Simple insight, we respect the hell out people who do what we cannot, in service of a simple problem – quality recruits, not quantity.
Great media thinking. Get to the chosen few by making them feel great in front of everyone else and putting off the undesirables at the same time.
Which brings me to a point about the merits of positioning the audience, rather than positioning the customer.
Now I don't do much 'brand positioning' stuff these days, now that most of what I do is comms planning. Which suits me fine as I don't really believe brand positioning is that useful externally.
Sure, internally for tone of voice consistency, media behaviour and all that jazz, but people really don't care how a brand is positioned and according to most of the data from Byron Sharp, they couldn't tell you what it's position is anyway, not even how the brand is different.
The only ones that can are the ones that matter little to growth, the wierdos that are loyal beyond reason. Not the lighter buyers who bring growth.
I don't believe most folks ever understood 'Just Do It'. The tag was so distinctive, it lodged in the brain. No one got what the hell 'The Future's Bright' meant, it just stood out.

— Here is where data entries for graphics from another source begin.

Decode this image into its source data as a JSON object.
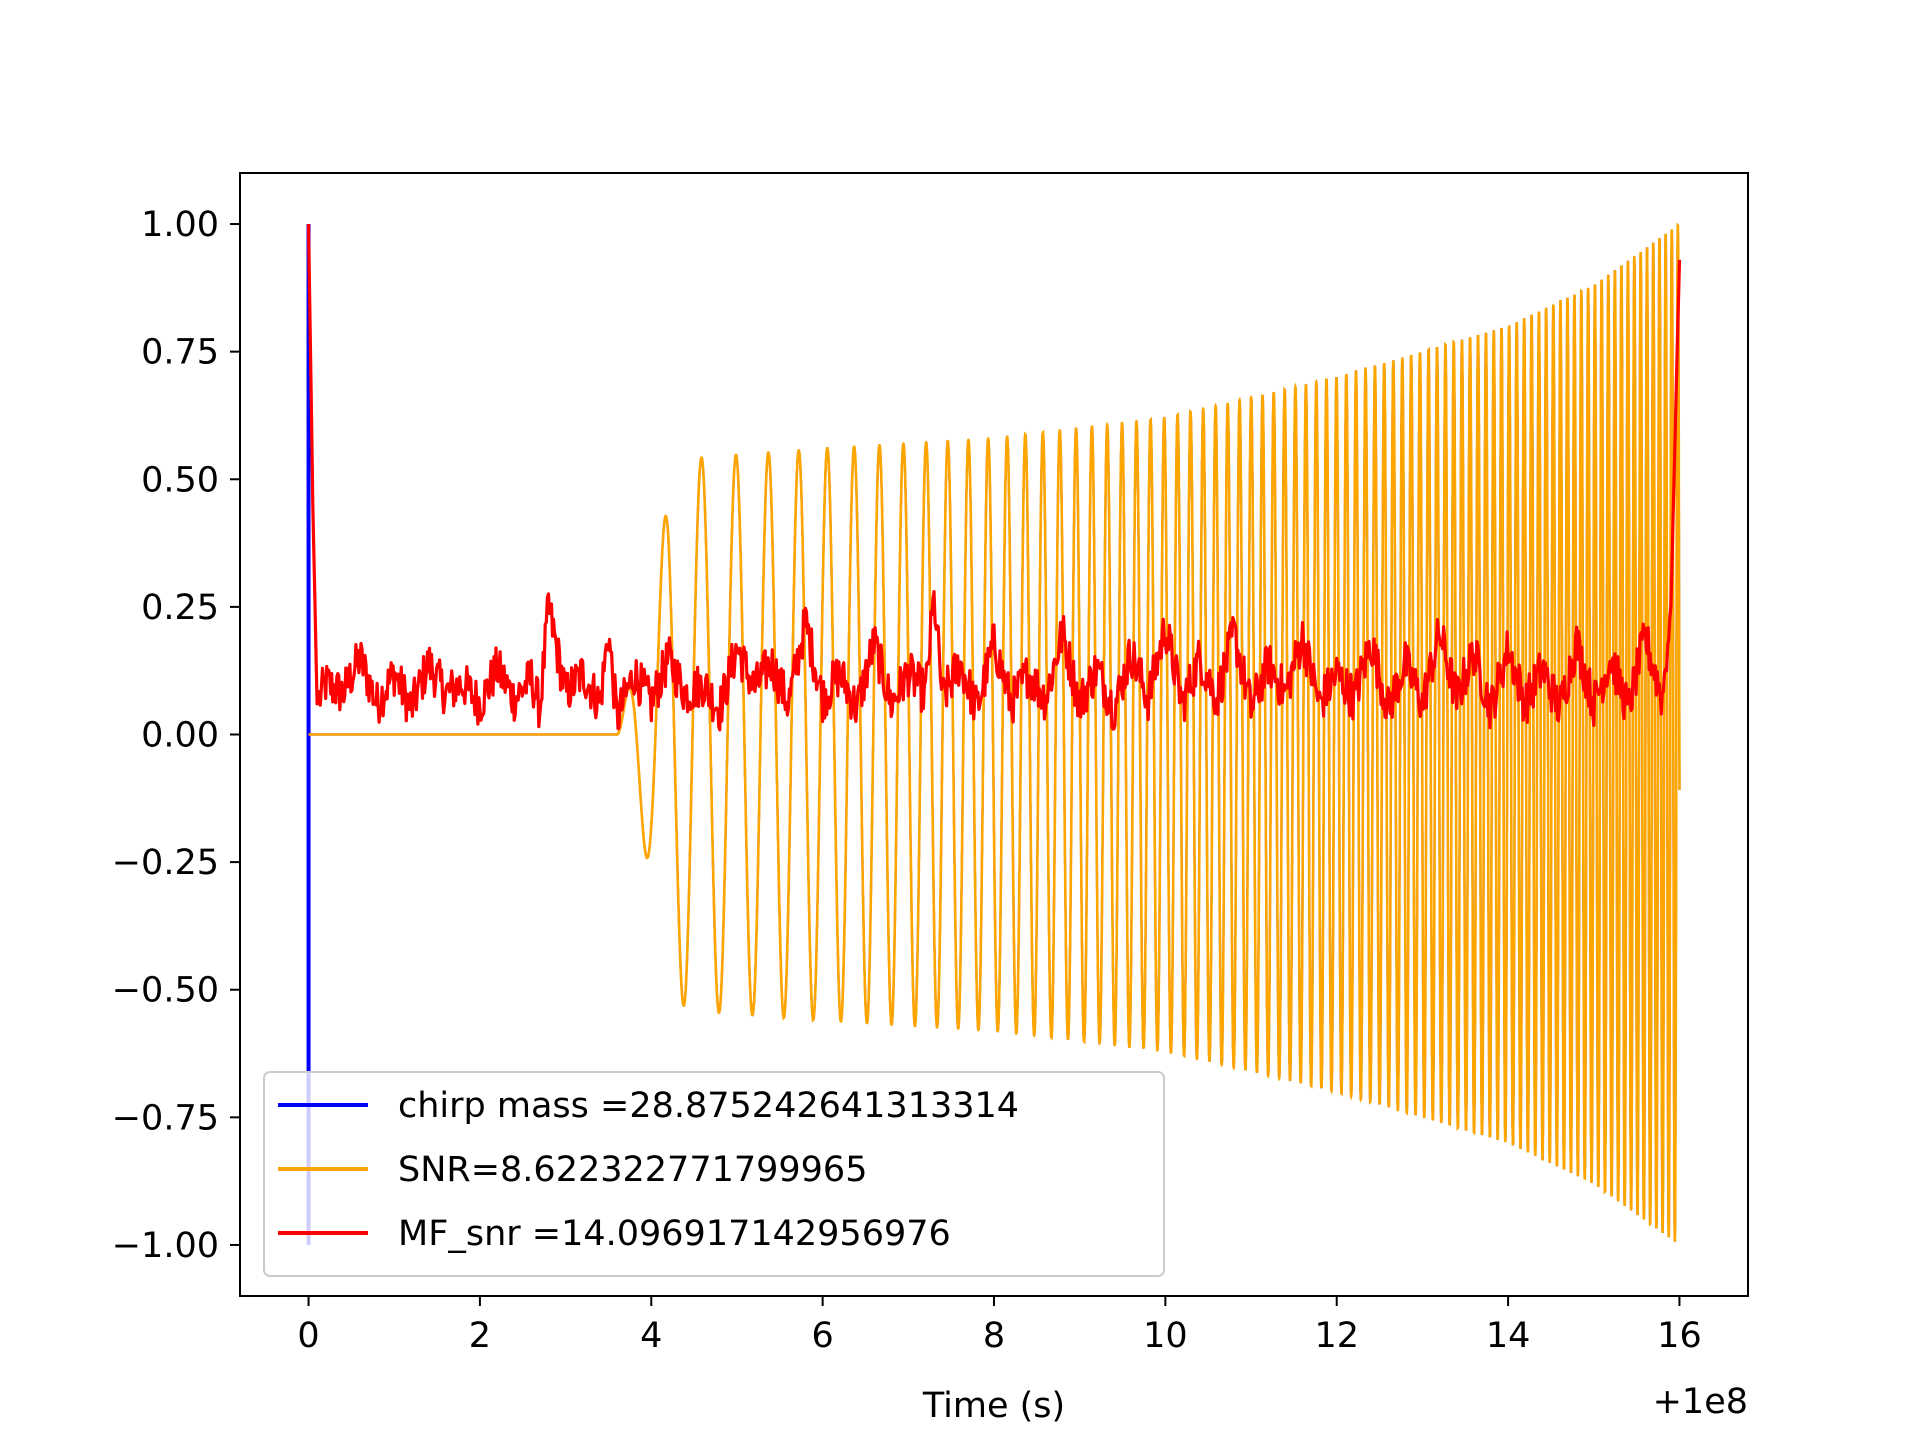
{
  "chart_data": {
    "type": "line",
    "title": "",
    "xlabel": "Time (s)",
    "ylabel": "",
    "x_offset_label": "+1e8",
    "xlim": [
      -0.8,
      16.8
    ],
    "ylim": [
      -1.1,
      1.1
    ],
    "x_ticks": [
      0,
      2,
      4,
      6,
      8,
      10,
      12,
      14,
      16
    ],
    "x_tick_labels": [
      "0",
      "2",
      "4",
      "6",
      "8",
      "10",
      "12",
      "14",
      "16"
    ],
    "y_ticks": [
      1.0,
      0.75,
      0.5,
      0.25,
      0.0,
      -0.25,
      -0.5,
      -0.75,
      -1.0
    ],
    "y_tick_labels": [
      "1.00",
      "0.75",
      "0.50",
      "0.25",
      "0.00",
      "−0.25",
      "−0.50",
      "−0.75",
      "−1.00"
    ],
    "grid": false,
    "legend_position": "lower-left",
    "series": [
      {
        "name": "chirp mass =28.875242641313314",
        "color": "#0000ff",
        "shape": "chirp-waveform",
        "spike_x": 0,
        "spike_y": [
          -1.0,
          1.0
        ],
        "onset_x": 3.6,
        "x_end": 16.0,
        "envelope": [
          [
            3.6,
            0.0
          ],
          [
            4.0,
            0.28
          ],
          [
            4.2,
            0.46
          ],
          [
            4.4,
            0.54
          ],
          [
            6.0,
            0.56
          ],
          [
            8.0,
            0.58
          ],
          [
            10.0,
            0.62
          ],
          [
            12.0,
            0.7
          ],
          [
            14.0,
            0.8
          ],
          [
            15.0,
            0.88
          ],
          [
            16.0,
            1.0
          ]
        ]
      },
      {
        "name": "SNR=8.622322771799965",
        "color": "#ffa500",
        "shape": "chirp-waveform",
        "onset_x": 3.6,
        "x_end": 16.0,
        "envelope": [
          [
            3.6,
            0.0
          ],
          [
            4.0,
            0.28
          ],
          [
            4.2,
            0.46
          ],
          [
            4.4,
            0.54
          ],
          [
            6.0,
            0.56
          ],
          [
            8.0,
            0.58
          ],
          [
            10.0,
            0.62
          ],
          [
            12.0,
            0.7
          ],
          [
            14.0,
            0.8
          ],
          [
            15.0,
            0.88
          ],
          [
            16.0,
            1.0
          ]
        ]
      },
      {
        "name": "MF_snr =14.096917142956976",
        "color": "#ff0000",
        "shape": "noisy-trace",
        "start_peak": [
          0.0,
          1.0
        ],
        "end_peak": [
          16.0,
          0.93
        ],
        "baseline_range": [
          0.0,
          0.27
        ],
        "x": [
          0.0,
          0.05,
          0.1,
          0.2,
          0.4,
          0.6,
          0.8,
          1.0,
          1.2,
          1.4,
          1.6,
          1.8,
          2.0,
          2.2,
          2.4,
          2.6,
          2.7,
          2.8,
          3.0,
          3.2,
          3.4,
          3.5,
          3.6,
          3.8,
          4.0,
          4.2,
          4.4,
          4.6,
          4.8,
          5.0,
          5.2,
          5.4,
          5.6,
          5.8,
          6.0,
          6.2,
          6.4,
          6.6,
          6.8,
          7.0,
          7.2,
          7.3,
          7.4,
          7.6,
          7.8,
          8.0,
          8.2,
          8.4,
          8.6,
          8.8,
          9.0,
          9.2,
          9.4,
          9.6,
          9.8,
          10.0,
          10.2,
          10.4,
          10.6,
          10.8,
          11.0,
          11.2,
          11.4,
          11.6,
          11.8,
          12.0,
          12.2,
          12.4,
          12.6,
          12.8,
          13.0,
          13.2,
          13.4,
          13.6,
          13.8,
          14.0,
          14.2,
          14.4,
          14.6,
          14.8,
          15.0,
          15.2,
          15.4,
          15.6,
          15.8,
          15.9,
          16.0
        ],
        "y": [
          1.0,
          0.45,
          0.06,
          0.1,
          0.08,
          0.15,
          0.06,
          0.12,
          0.05,
          0.14,
          0.08,
          0.1,
          0.06,
          0.13,
          0.07,
          0.11,
          0.05,
          0.25,
          0.08,
          0.12,
          0.06,
          0.2,
          0.03,
          0.12,
          0.06,
          0.15,
          0.08,
          0.1,
          0.05,
          0.17,
          0.09,
          0.14,
          0.06,
          0.22,
          0.07,
          0.12,
          0.05,
          0.18,
          0.06,
          0.12,
          0.08,
          0.27,
          0.07,
          0.14,
          0.05,
          0.18,
          0.06,
          0.12,
          0.07,
          0.2,
          0.06,
          0.13,
          0.05,
          0.16,
          0.07,
          0.21,
          0.06,
          0.15,
          0.07,
          0.2,
          0.05,
          0.14,
          0.08,
          0.19,
          0.06,
          0.12,
          0.07,
          0.18,
          0.05,
          0.14,
          0.06,
          0.2,
          0.07,
          0.16,
          0.05,
          0.17,
          0.06,
          0.13,
          0.05,
          0.18,
          0.06,
          0.15,
          0.05,
          0.19,
          0.07,
          0.25,
          0.93
        ]
      }
    ]
  }
}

As did '1984'. But in this case, just like Crazy Ones, in fact, just like 'Could You', it did the neat trick of not positioning the brand, but the kind of people who bought it.
No one got the sub-text of 'tools for creative minds' it just felt like it was the brand for people who didn't want to conform to the directives of 'the man'. We're back to the man-of-action archetype v the other directed man I guess.
Some of the most succesful campaigns ever focus more on behavioural reinforcement.
Not some trite mirroring of an insight or any of that rubbish, they play back an aspirational image of who their audience would like to believe they are, or could be. Usually resolving some deep tension in their lives.
Like Herbal Essences today, affirming a modern woman's right to choose her identity rather than conform to the expecations from all sides.
I reckon this approach unlocks a more integrated approach, by focusing on some shared attitude or behaviour with the customer (or something the customer would like to believe), lending itself to more social media and ideas customers can play a part in – the loyalists that might add some amplication I mean of course.
It's certainly less arrogant and self-absorbed than the usual 'tell people about yourself' approach to brand marketing.
Let's face it, who would you rather want to spend time with? Someone who talks about themself or someone who is more interested in you and what you care about?
Don't get me wrong, a brand needs a strong point of view (much more useful as distilation than an 'essence' or 'proposition') but it's so much more powerful if it's articulated- and the media is then targeted- as collusion with the hopes, dreams, issues and fears of your customers.
The ultimate reinforcement campaign in my view is Lurpak. It's only butter, but it's the butter for foodies.
And look at the Economist, who neatly position their customers as more informed and therefore more succesful. But the creative us only half the story. David Abbot's writing was without peer of course, but the media buy was genius. A niche audience targeted through outdoor was horribly inneficient, but not when the small audience was celebrated in front of the great unwashed and it became 'self selection'.
While this great stuff from Chrysler neatly positions their luxury car drivers as hard workers, not pampered banker types – and taps into the unspoken American belief in grit and hard work.